L'illumination des Phares

Parfois, même fréquemment, il m'arrive de me questionner sur la légitimité de vouloir «créer» pour vivre. Pourquoi est-ce que je voudrais devenir un cinéaste? Est-que la société va pouvoir en bénéficier? Je ferais mieux de devenir professeur, ou de faire du travail humanitaire toute ma vie...non? Non. Hier, j'ai eu l'occasion de dévorer une de ses œuvres qui redonne foi en l'art. Une sorte d'illumination. Pauvre matelot, j'étais perdu en des eaux troubles, mais les phares m'ont permis de renouer avec la terre ferme:

Rubens, fleuve d'oubli, jardin de la paresse,
Oreiller de chair fraîche où l'on ne peut aimer,
Mais où la vie afflue et s'agite sans cesse,
Comme l'air dans le ciel et la mer dans la mer;

Léonard de Vinci, miroir profond et sombre,
Où des anges charmants, avec un doux souris
Tout chargé de mystère, apparaissent à l'ombre
Des glaciers et des pins qui ferment leur pays;

Rembrandt, triste hôpital tout rempli de murmures,
Et d'un grand crucifix décoré seulement,
Où la prière en pleurs s'exhale des ordures,
Et d'un rayon d'hiver traversé brusquement;

Michel-Ange, lieu vague où l'on voit des Hercules
Se mêler à des Christ, et se lever tout droits
Des fantômes puissants, qui dans les crépuscules
Déchirent leur suaire en étirant leurs doigts;

Colères de boxeur, impudences de faune,
Toi qui sus ramasser la beauté des goujats,
Grand coeur gonflé d'orgueil, homme débile et jaune,
Puget, mélancolique empereur des forçats;

Watteau, ce carnaval où bien des coeurs illustres,
Comme des papillons, errent en flamboyant,
Décors frais et légers éclairés par des lustres
Qui versent la folie à ce bal tournoyant;

Goya, cauchemar plein de choses inconnues,
De foetus qu'on fait cuire au milieu des sabbats,
De vieilles au miroir et d'enfants toutes nues,
Pour tenter les Démons ajustant bien leurs bas;

Delacroix, lac de sang hanté des mauvais anges,
Ombragé par un bois de sapin toujours vert,
Où, sous un ciel chagrin, des fanfares étranges
Passent, comme un soupir étouffé de Weber;

Ces malédictions, ces blasphèmes, ces plaintes,
Ces extases, ces cris, ces pleurs, ces Te Deum,
Sont un écho redit par mille labyrinthes;
C'est pour les coeurs mortels un divin opium.

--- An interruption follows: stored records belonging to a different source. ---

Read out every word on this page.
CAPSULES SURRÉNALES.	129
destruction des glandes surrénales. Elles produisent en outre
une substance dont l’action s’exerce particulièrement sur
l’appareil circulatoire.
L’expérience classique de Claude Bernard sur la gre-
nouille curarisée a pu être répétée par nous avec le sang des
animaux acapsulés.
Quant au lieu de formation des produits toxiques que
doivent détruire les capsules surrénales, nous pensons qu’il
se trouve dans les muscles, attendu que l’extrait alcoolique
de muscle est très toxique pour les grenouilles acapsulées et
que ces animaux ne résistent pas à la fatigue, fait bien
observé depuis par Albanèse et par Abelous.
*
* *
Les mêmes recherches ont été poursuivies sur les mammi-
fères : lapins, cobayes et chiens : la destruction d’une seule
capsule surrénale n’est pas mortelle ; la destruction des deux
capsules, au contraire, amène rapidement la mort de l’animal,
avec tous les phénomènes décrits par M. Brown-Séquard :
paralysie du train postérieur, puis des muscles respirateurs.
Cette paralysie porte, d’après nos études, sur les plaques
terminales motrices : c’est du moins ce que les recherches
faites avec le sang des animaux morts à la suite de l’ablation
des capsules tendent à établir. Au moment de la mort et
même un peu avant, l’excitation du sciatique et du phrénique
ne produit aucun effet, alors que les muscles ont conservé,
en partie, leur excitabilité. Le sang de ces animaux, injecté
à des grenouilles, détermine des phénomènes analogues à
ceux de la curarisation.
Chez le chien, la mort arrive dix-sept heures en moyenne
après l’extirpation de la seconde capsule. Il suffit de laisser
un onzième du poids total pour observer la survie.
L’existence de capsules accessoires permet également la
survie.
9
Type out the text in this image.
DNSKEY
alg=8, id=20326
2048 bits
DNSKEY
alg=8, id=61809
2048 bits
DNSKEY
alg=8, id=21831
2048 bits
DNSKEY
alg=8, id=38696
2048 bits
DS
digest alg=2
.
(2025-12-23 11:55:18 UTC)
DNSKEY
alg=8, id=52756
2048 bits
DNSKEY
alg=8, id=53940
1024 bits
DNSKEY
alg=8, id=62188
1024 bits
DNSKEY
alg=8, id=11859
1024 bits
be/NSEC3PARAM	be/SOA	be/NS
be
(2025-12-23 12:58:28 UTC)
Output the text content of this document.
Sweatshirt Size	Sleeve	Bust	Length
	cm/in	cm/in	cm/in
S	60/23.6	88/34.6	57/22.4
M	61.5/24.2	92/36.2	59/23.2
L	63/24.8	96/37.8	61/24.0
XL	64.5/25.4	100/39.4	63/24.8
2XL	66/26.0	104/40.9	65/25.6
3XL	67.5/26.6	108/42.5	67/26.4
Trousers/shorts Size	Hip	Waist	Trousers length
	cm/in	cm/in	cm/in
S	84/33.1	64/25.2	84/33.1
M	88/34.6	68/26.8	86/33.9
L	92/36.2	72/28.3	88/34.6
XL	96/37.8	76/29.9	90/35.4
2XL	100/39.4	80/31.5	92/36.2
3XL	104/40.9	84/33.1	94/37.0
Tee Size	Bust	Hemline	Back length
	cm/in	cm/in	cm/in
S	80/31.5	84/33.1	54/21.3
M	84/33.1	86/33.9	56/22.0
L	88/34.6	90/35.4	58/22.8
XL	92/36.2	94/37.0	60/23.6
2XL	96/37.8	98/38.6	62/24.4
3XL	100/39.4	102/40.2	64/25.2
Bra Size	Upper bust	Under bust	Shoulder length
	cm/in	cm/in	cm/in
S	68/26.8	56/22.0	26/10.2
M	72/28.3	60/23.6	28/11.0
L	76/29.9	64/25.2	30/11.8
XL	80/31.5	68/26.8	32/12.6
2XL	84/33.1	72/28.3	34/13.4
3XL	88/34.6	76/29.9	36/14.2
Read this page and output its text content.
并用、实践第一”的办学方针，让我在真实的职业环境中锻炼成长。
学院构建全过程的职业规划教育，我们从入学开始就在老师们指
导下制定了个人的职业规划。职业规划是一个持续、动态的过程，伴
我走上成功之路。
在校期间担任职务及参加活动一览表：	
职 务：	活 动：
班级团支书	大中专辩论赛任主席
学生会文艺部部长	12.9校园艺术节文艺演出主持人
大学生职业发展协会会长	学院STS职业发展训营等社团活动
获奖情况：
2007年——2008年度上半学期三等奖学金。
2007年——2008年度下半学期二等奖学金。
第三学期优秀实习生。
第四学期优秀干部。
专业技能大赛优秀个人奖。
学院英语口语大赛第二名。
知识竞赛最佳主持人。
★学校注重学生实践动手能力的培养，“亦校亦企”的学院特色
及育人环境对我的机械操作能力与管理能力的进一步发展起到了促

C'est un cri répété par mille sentinelles,
Un ordre renvoyé par mille porte-voix;
C'est un phare allumé sur mille citadelles,
Un appel de chasseurs perdus dans les grands bois!

Car c'est vraiment, Seigneur, le meilleur témoignage
Que nous puissions donner de notre dignité
Que cet ardent sanglot qui roule d'âge en âge
Et vient mourir au bord de votre éternité!


La préservation de la dignité, voilà le vrai mandat de l'art.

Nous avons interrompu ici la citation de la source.